Mitch McConnell is the unlikely voice chastising the RNC for trying to silence those calling the January 6th riot what it was, a violent attempt at insurrection.

Last week, the Republican National Committee took a vote to approve censuring Representatives Liz Cheney of Wyoming and Adam Kinzinger of Illinois. Both reps sit on the Democrat-led House committee that is actively investigating the siege.

The resolution accused Cheney and Kinzinger of participating in ‘a persecution of ordinary citizens engaged in legitimate political discourse,’ a misrepresentation of facts that event drew pushback from GOP Senators – especially those who were there that day as violent rioters broke through windows and doors, threatening lives during the certification of President Joe Biden’s election victory.

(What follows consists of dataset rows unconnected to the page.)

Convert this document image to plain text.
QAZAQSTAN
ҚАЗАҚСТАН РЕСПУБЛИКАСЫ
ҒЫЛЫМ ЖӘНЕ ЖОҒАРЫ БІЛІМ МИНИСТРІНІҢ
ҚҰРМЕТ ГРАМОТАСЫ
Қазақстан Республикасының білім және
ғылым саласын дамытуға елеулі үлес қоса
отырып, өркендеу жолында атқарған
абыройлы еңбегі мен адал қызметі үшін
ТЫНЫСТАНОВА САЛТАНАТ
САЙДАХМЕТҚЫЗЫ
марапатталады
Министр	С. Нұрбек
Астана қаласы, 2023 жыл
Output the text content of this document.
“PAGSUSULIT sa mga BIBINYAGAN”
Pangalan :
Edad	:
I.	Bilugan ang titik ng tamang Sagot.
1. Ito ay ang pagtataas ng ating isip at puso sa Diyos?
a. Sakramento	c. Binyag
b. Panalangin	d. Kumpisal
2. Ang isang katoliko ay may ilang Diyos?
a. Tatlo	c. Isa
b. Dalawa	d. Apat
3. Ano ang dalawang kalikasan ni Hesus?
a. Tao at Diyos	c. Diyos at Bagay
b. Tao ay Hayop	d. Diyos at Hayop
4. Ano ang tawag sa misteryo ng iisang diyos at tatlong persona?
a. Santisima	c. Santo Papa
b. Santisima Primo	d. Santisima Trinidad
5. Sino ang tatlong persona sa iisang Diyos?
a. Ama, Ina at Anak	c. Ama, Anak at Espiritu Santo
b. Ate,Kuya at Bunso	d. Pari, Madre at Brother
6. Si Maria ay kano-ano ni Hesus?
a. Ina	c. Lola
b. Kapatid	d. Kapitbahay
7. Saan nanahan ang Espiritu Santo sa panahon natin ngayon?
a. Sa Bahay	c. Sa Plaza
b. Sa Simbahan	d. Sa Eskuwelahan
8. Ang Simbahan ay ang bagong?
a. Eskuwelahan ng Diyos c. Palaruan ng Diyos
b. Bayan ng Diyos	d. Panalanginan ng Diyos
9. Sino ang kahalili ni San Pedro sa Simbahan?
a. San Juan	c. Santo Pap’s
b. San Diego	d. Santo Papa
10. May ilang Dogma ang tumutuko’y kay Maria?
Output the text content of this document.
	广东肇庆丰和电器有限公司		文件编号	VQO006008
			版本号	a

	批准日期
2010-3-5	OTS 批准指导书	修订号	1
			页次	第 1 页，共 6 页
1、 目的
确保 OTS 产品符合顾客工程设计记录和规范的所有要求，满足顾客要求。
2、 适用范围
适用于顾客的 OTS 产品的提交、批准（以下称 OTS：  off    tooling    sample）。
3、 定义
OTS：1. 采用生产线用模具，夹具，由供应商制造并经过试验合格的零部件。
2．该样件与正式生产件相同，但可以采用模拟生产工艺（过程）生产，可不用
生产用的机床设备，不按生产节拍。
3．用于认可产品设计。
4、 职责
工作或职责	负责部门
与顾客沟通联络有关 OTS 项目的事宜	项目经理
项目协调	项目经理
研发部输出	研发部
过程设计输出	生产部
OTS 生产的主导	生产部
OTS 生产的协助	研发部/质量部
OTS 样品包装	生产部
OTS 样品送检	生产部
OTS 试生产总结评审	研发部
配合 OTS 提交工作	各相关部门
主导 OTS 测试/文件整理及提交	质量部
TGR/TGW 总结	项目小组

“It was a violent insurrection for the purpose of trying to prevent the peaceful transfer of power after a legitimately certified election from one administration to the next,” McConnell said Tuesday. “The issue is whether or not the RNC should be sort of singling out members of our party who may have different views than the majority. That’s not the job of the RNC.”

Those who voted for the censure said that they did so because they want unity inside the Republican party.

“That was not a unifying action,” said Republican Senator John Cornyn of Texas.

Romney, taking McConnell’s side, told reporters that the vote “could not have been a more inappropriate” message from the GOP. “Anything that my party does that comes across as being stupid is not going to help us.”

The censure of Cheney and Kinzinger, which was approved with 71 percent of the votes, shows that the Republican party is more concerned with enforcing conformity among its members than with seeking out any kind of resolution to the events of January 6th, or the campaign against due process that Donald Trump and his supporters have waged since then.